China, the winner of the tariff war, operates the world's most advanced AI-powered 'robot army'
China, the winner of the tariff war, operates the world's largest 'robot army', and China's secret weapon in the trade war is the AI-powered factory robots of the manufacturing revolution, the New York Times reported through local reporting.
To show off China's push for robot automation, a half marathon was held in Beijing on Saturday (19th) with 12,000 runners and 20 humanoid robots, and six robots finished the race.
The fastest robot marathoner was almost three times faster than the slowest robot, but China has become an international robot powerhouse. The world's most advanced AI-driven factory robots. Keith Bradsher, Beijing bureau chief, who has visited hundreds of factories in China since 2002, focused on Ningbo, Shanghai, and Guangzhou, China, and reported on the 23rd that "factories across China are being automated at a frightening rate."
"As engineers and electricians tend to multiple robots, this work improves quality while reducing manufacturing costs, which in turn will help Chinese factories keep prices low for many of their exports, giving them an advantage in the trade war and Trump's high tariffs."
China's factories are more automated than those in the United States, Germany, and Japan, and China's automation drive has been guided by government guidelines and supported by massive investment. Now, as robots replace workers, automation has positioned China to continue to dominate mass production despite its aging workforce and declining industrial workers, the New York Times analyzed.
China's robot dominance is replacing workers not only in large auto factories but also in thousands of small, independent factories in back alleys in China. “China is trying to turn robotics into a whole new business,” He Liang, founder and CEO of Yunmu Intelligent Manufacturing, one of China’s top humanoid robot makers, told the Times.

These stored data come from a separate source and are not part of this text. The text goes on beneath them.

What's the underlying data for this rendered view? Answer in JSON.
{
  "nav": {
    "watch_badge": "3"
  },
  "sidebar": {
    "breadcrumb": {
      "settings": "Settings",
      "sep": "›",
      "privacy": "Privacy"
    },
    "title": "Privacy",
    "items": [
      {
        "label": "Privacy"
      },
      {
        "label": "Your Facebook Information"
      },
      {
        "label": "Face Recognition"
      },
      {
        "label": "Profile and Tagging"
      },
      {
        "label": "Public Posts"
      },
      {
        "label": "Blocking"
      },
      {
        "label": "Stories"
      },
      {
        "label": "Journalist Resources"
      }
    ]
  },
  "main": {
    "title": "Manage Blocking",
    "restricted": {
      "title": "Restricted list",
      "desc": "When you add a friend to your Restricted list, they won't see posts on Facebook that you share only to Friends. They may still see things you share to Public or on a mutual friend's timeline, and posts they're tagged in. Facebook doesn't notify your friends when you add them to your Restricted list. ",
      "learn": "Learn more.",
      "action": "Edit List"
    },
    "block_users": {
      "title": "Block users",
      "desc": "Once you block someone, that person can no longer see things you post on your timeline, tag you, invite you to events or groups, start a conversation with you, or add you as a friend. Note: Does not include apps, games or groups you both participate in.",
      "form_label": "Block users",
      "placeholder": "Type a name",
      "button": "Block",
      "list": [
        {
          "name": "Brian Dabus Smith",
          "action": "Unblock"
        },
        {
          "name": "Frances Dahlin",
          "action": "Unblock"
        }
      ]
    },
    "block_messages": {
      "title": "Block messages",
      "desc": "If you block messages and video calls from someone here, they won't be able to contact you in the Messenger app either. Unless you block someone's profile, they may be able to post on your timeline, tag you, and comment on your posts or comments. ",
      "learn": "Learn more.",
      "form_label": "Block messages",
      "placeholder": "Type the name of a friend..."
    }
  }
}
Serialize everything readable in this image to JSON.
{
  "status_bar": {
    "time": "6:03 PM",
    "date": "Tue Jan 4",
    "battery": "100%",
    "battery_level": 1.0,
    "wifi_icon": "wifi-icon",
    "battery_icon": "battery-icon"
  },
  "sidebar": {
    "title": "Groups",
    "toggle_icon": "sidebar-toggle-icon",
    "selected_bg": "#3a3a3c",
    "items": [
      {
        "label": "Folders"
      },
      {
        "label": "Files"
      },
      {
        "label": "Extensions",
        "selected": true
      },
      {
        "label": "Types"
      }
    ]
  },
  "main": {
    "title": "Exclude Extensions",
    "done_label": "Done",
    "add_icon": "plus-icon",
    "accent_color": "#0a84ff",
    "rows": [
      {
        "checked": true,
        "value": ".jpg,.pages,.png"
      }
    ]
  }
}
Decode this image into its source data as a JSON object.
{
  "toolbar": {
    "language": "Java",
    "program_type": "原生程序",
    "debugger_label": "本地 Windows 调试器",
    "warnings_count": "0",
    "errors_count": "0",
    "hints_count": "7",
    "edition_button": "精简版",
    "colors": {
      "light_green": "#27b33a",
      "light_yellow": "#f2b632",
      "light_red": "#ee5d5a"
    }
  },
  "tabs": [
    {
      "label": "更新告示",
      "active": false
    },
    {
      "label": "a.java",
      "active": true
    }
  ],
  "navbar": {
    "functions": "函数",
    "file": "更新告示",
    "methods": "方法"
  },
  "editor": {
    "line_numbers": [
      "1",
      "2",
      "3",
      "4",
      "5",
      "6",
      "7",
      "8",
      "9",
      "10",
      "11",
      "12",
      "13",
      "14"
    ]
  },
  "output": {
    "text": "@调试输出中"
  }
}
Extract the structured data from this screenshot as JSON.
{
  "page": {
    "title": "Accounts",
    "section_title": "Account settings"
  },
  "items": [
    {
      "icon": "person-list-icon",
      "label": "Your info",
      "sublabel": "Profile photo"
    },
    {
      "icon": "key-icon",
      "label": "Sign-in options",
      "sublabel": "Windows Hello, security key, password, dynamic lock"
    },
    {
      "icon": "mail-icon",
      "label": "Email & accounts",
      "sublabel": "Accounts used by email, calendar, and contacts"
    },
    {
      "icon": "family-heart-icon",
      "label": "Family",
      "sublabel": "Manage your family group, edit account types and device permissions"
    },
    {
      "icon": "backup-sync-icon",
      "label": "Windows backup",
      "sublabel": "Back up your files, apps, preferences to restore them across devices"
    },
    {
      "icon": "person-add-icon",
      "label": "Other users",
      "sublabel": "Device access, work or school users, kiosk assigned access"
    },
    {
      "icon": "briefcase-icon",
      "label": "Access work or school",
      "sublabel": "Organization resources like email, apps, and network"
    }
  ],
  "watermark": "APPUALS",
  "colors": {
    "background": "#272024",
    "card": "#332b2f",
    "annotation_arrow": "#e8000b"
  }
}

“The expectation for humanoid robots is to create another electric car industry, and from that perspective, this is a national strategy.” In Guangzhou, a commercial hub in southeastern China, Elon Li’s roadside workshop is filled with cheap ovens and barbecue equipment, along with 11 metal cutters and welders, and plans to buy $40,000 worth of AI-powered robotic arms that replicate the welding of the sides of ovens by humans using camera-equipped robot arms. “I never imagined I would invest in automation before,” Li told the Times. “Human workers can only work eight hours a day, but machines can work 24 hours a day.”
The same robotic arm cost $140,000 in a foreign product four years ago; it now costs just $40,000 in a Chinese product.
Ningbo-based electric car maker Zeekr's factory has grown from 500 robots four years ago to 820 now, with plans to add more.
Zeekr’s factory uses more robots to bring panels to the assembly line, where hundreds of robotic arms, staffed by up to 16 people, perform a complex dance to weld the bodywork, and the welding area, called the “dark factory,” operates on its own, with no human workers or lights on.
Factories in China still employ vast numbers of workers and are the mainstay of manufacturing. Even with automation, workers are still needed to do quality control and install some parts that require manual dexterity, such as wiring harnesses.
Workers are hired to do things that cameras and computers can’t do alone. Before even painting a car, workers touch the car with gloved hands and sand down any minor blemishes.
Some of the later stages of quality control are automated with the help of AI. At Zeekr’s factories, a dozen high-resolution cameras take pictures of each car near the end of the assembly line, and computers compare the images to a vast database of correctly assembled cars and notify factory workers if any discrepancies are found, a task that takes a few seconds to complete.
“Most of our colleagues’ jobs are sitting in front of a computer monitor,” Pinky Wu, a Zeekr employee, told the Times.
Zeekr’s new office building in Shanghai features a variety of interiors and surfaces, with AI used by designers and architects.
Designer Carrie Li uses AI to analyze how different interior surfaces intersect in a car. “I have more free time to open my mind and explore what fashion trends I want to incorporate into my car interiors,” he told the Times.
Chinese companies have started by acquiring overseas suppliers of advanced robotics, such as Germany’s Kuka, and moving their operations to China.
When Volkswagen opened its electric car factory in Hefei a year ago, it had just one robot made in Germany and 1,074 in Shanghai.
China’s factory robotics was one of 10 industries targeted by the “Made in China 2025” initiative announced a decade ago.
Over the past four years, Chinese state-owned banks have increased their lending to industrial borrowers by a whopping $1.9 trillion, mostly to build new factories but also to replace existing ones, the Times found. Chinese universities produce about 350,000 mechanical engineering graduates each year, as well as electrical engineers, welders and other trained technicians, while U.S. universities graduate about 45,000 mechanical engineers each year.
“Finding skilled workers has been one of the biggest challenges,” said Jonathan Hurst, co-founder and chief robotics officer at Agility Robotics, a leading U.S. robot manufacturer, about the importance of skilled engineers in robotics.
“I was one of two mechanical engineers,” Hurst told the Times, adding that he was a graduate student at Carnegie Mellon University’s Robotics Institute in Pittsburgh.